I'm having trouble understanding why a function is defined as "measurable" if the preimage of every measurable set is measurable. I see the parallel to the definition of continuity, and the latter definition seems sensible to me. What I don't understand is why we should take this parallel as the defining property of a "measurable function."
Can somebody please motivate this definition for me?
In order to integrate a function $f:X\to \mathbb R$ we have to approximate it by easy-to-integrate simple functions of the form $\sum_{i=1}^N c_i \chi_{A_i}$ where $c_i$ are constants and $A_i$ are measurable sets. Then the integral of this simple function is equal to $\sum_{i=1}^N c_i \mu(A_i)$. It is similar to the definition of the Riemann integral, where we use step functions there, instead of simple functions, since $A_i$ are taken to be intervals, rather than arbitrary measurable sets.

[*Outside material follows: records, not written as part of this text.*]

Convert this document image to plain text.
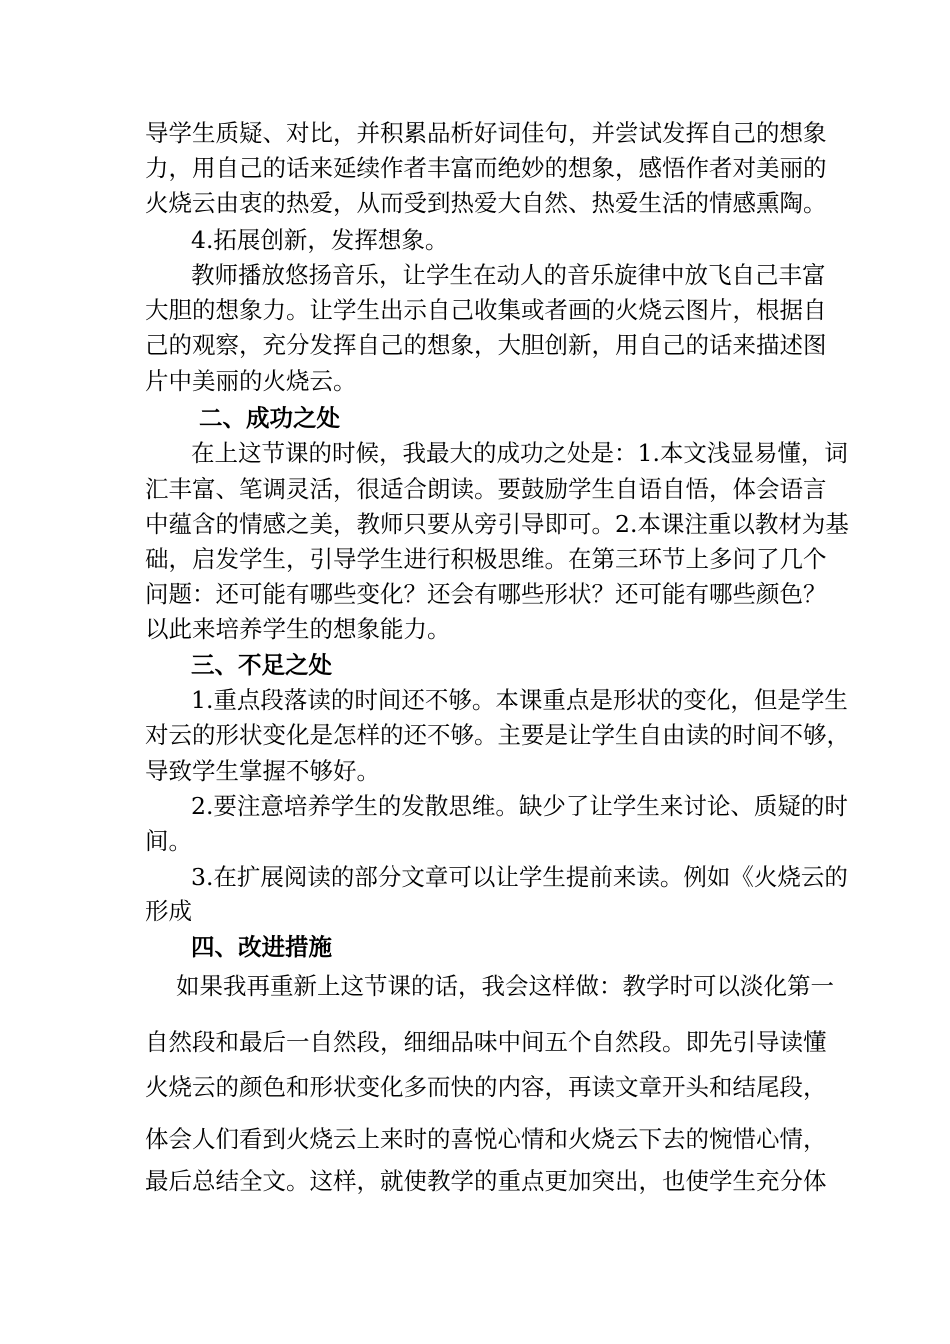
导学生质疑、对比，并积累品析好词佳句，并尝试发挥自己的想象
力，用自己的话来延续作者丰富而绝妙的想象，感悟作者对美丽的
火烧云由衷的热爱，从而受到热爱大自然、热爱生活的情感熏陶。
4.拓展创新，发挥想象。
教师播放悠扬音乐，让学生在动人的音乐旋律中放飞自己丰富
大胆的想象力。让学生出示自己收集或者画的火烧云图片，根据自
己的观察，充分发挥自己的想象，大胆创新，用自己的话来描述图
片中美丽的火烧云。
二、成功之处
在上这节课的时候，我最大的成功之处是：1.本文浅显易懂，词
汇丰富、笔调灵活，很适合朗读。要鼓励学生自语自悟，体会语言
中蕴含的情感之美，教师只要从旁引导即可。2.本课注重以教材为基
础，启发学生，引导学生进行积极思维。在第三环节上多问了几个
问题：还可能有哪些变化？还会有哪些形状？还可能有哪些颜色？
以此来培养学生的想象能力。
三、不足之处
1.重点段落读的时间还不够。本课重点是形状的变化，但是学生
对云的形状变化是怎样的还不够。主要是让学生自由读的时间不够，
导致学生掌握不够好。
2.要注意培养学生的发散思维。缺少了让学生来讨论、质疑的时
间。
3.在扩展阅读的部分文章可以让学生提前来读。例如《火烧云的
形成
四、改进措施
如果我再重新上这节课的话，我会这样做：教学时可以淡化第一
自然段和最后一自然段，细细品味中间五个自然段。即先引导读懂
火烧云的颜色和形状变化多而快的内容，再读文章开头和结尾段，
体会人们看到火烧云上来时的喜悦心情和火烧云下去的惋惜心情，
最后总结全文。这样，就使教学的重点更加突出，也使学生充分体
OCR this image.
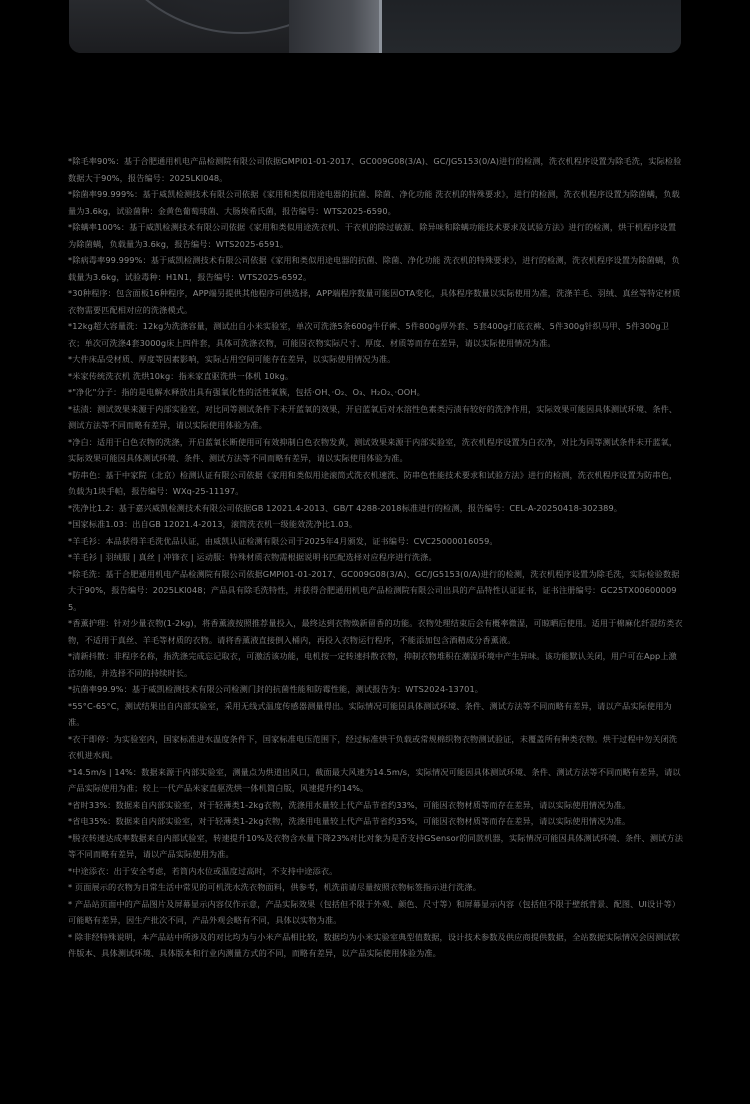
*除毛率90%：基于合肥通用机电产品检测院有限公司依据GMPI01-01-2017、GC009G08(3/A)、GC/JG5153(0/A)进行的检测，洗衣机程序设置为除毛洗，实际检验数据大于90%，报告编号：2025LKI048。

*除菌率99.999%：基于威凯检测技术有限公司依据《家用和类似用途电器的抗菌、除菌、净化功能 洗衣机的特殊要求》，进行的检测，洗衣机程序设置为除菌螨，负载量为3.6kg，试验菌种：金黄色葡萄球菌、大肠埃希氏菌，报告编号：WTS2025-6590。

*除螨率100%：基于威凯检测技术有限公司依据《家用和类似用途洗衣机、干衣机的除过敏源、除异味和除螨功能技术要求及试验方法》进行的检测，烘干机程序设置为除菌螨，负载量为3.6kg，报告编号：WTS2025-6591。

*除病毒率99.999%：基于威凯检测技术有限公司依据《家用和类似用途电器的抗菌、除菌、净化功能 洗衣机的特殊要求》，进行的检测，洗衣机程序设置为除菌螨，负载量为3.6kg，试验毒种：H1N1，报告编号：WTS2025-6592。

*30种程序：包含面板16种程序，APP端另提供其他程序可供选择，APP端程序数量可能因OTA变化，具体程序数量以实际使用为准，洗涤羊毛、羽绒、真丝等特定材质衣物需要匹配相对应的洗涤模式。

*12kg超大容量洗：12kg为洗涤容量，测试出自小米实验室，单次可洗涤5条600g牛仔裤、5件800g厚外套、5套400g打底衣裤、5件300g针织马甲、5件300g卫衣；单次可洗涤4套3000g床上四件套，具体可洗涤衣物，可能因衣物实际尺寸、厚度、材质等而存在差异，请以实际使用情况为准。

*大件床品受材质、厚度等因素影响，实际占用空间可能存在差异，以实际使用情况为准。

*米家传统洗衣机 洗烘10kg：指米家直驱洗烘一体机 10kg。

*"净化"分子：指的是电解水释放出具有强氧化性的活性氧簇，包括·OH、·O₂、O₃、H₂O₂、·OOH。

*祛渍：测试效果来源于内部实验室，对比同等测试条件下未开蓝氧的效果，开启蓝氧后对水溶性色素类污渍有较好的洗净作用，实际效果可能因具体测试环境、条件、测试方法等不同而略有差异，请以实际使用体验为准。

*净白：适用于白色衣物的洗涤，开启蓝氧长断使用可有效抑制白色衣物发黄，测试效果来源于内部实验室，洗衣机程序设置为白衣净，对比为同等测试条件未开蓝氧，实际效果可能因具体测试环境、条件、测试方法等不同而略有差异，请以实际使用体验为准。

*防串色：基于中家院（北京）检测认证有限公司依据《家用和类似用途滚筒式洗衣机速洗、防串色性能技术要求和试验方法》进行的检测，洗衣机程序设置为防串色，负载为1块手帕，报告编号：WXq-25-11197。

*洗净比1.2：基于嘉兴威凯检测技术有限公司依据GB 12021.4-2013、GB/T 4288-2018标准进行的检测，报告编号：CEL-A-20250418-302389。

*国家标准1.03：出自GB 12021.4-2013，滚筒洗衣机一级能效洗净比1.03。

*羊毛衫：本品获得羊毛洗优品认证，由威凯认证检测有限公司于2025年4月颁发，证书编号：CVC25000016059。

*羊毛衫 | 羽绒服 | 真丝 | 冲锋衣 | 运动服：特殊材质衣物需根据说明书匹配选择对应程序进行洗涤。

*除毛洗：基于合肥通用机电产品检测院有限公司依据GMPI01-01-2017、GC009G08(3/A)、GC/JG5153(0/A)进行的检测，洗衣机程序设置为除毛洗，实际检验数据大于90%，报告编号：2025LKI048；产品具有除毛洗特性，并获得合肥通用机电产品检测院有限公司出具的产品特性认证证书，证书注册编号：GC25TX006000095。

*香薰护理：针对少量衣物(1-2kg)，将香薰液按照推荐量投入，最终达到衣物焕新留香的功能。衣物处理结束后会有概率微湿，可晾晒后使用。适用于棉麻化纤混纺类衣物，不适用于真丝、羊毛等材质的衣物。请将香薰液直接倒入桶内，再投入衣物运行程序，不能添加包含酒精成分香薰液。

*清新抖散：非程序名称，指洗涤完成忘记取衣，可激活该功能，电机按一定转速抖散衣物，抑制衣物堆积在潮湿环境中产生异味。该功能默认关闭，用户可在App上激活功能，并选择不同的持续时长。

*抗菌率99.9%：基于威凯检测技术有限公司检测门封的抗菌性能和防霉性能，测试报告为：WTS2024-13701。

*55°C-65°C，测试结果出自内部实验室，采用无线式温度传感器测量得出。实际情况可能因具体测试环境、条件、测试方法等不同而略有差异，请以产品实际使用为准。

*衣干即停：为实验室内，国家标准进水温度条件下，国家标准电压范围下，经过标准烘干负载或常规棉织物衣物测试验证，未覆盖所有种类衣物。烘干过程中勿关闭洗衣机进水阀。

*14.5m/s | 14%：数据来源于内部实验室，测量点为烘道出风口，截面最大风速为14.5m/s，实际情况可能因具体测试环境、条件、测试方法等不同而略有差异，请以产品实际使用为准；较上一代产品米家直驱洗烘一体机简白版，风速提升约14%。

*省时33%：数据来自内部实验室，对于轻薄类1-2kg衣物，洗涤用水量较上代产品节省约33%，可能因衣物材质等而存在差异，请以实际使用情况为准。

*省电35%：数据来自内部实验室，对于轻薄类1-2kg衣物，洗涤用电量较上代产品节省约35%，可能因衣物材质等而存在差异，请以实际使用情况为准。

*脱衣转速达成率数据来自内部试验室，转速提升10%及衣物含水量下降23%对比对象为是否支持GSensor的同款机器，实际情况可能因具体测试环境、条件、测试方法等不同而略有差异，请以产品实际使用为准。

*中途添衣：出于安全考虑，若筒内水位或温度过高时，不支持中途添衣。

* 页面展示的衣物为日常生活中常见的可机洗水洗衣物面料，供参考，机洗前请尽量按照衣物标签指示进行洗涤。

* 产品站页面中的产品图片及屏幕显示内容仅作示意，产品实际效果（包括但不限于外观、颜色、尺寸等）和屏幕显示内容（包括但不限于壁纸背景、配图、UI设计等）可能略有差异，因生产批次不同，产品外观会略有不同，具体以实物为准。

* 除非经特殊说明，本产品站中所涉及的对比均为与小米产品相比较，数据均为小米实验室典型值数据，设计技术参数及供应商提供数据，全站数据实际情况会因测试软件版本、具体测试环境、具体版本和行业内测量方式的不同，而略有差异，以产品实际使用体验为准。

In order to approximate the integral of $f$ by those easy-to-integrate functions we have to require that it is measurable, in the sense that the preimage of open sets of $\mathbb R$ are measurable subsets of $X$. In fact, this is how we define $\int_X fd\mu$. If $f\geq 0$ we define $$\int_X fd\mu= \sup \{ \int_X sd\mu: 0\leq s\leq f \textrm { and $s$ is simple}\}$$
In particular, we can find a sequence of simple functions $s_n$ converging pointwise almost everywhere to $f$ (that needs some work to prove), such that $\int s_n$ converges to $\int f$.
Conversely, a pointwise limit (if it exists) of simple functions is always measurable, so this is a nice class of functions to work with.
Summarizing, measurable functions are the pointwise a.e. limits of simple functions and this makes integration easier.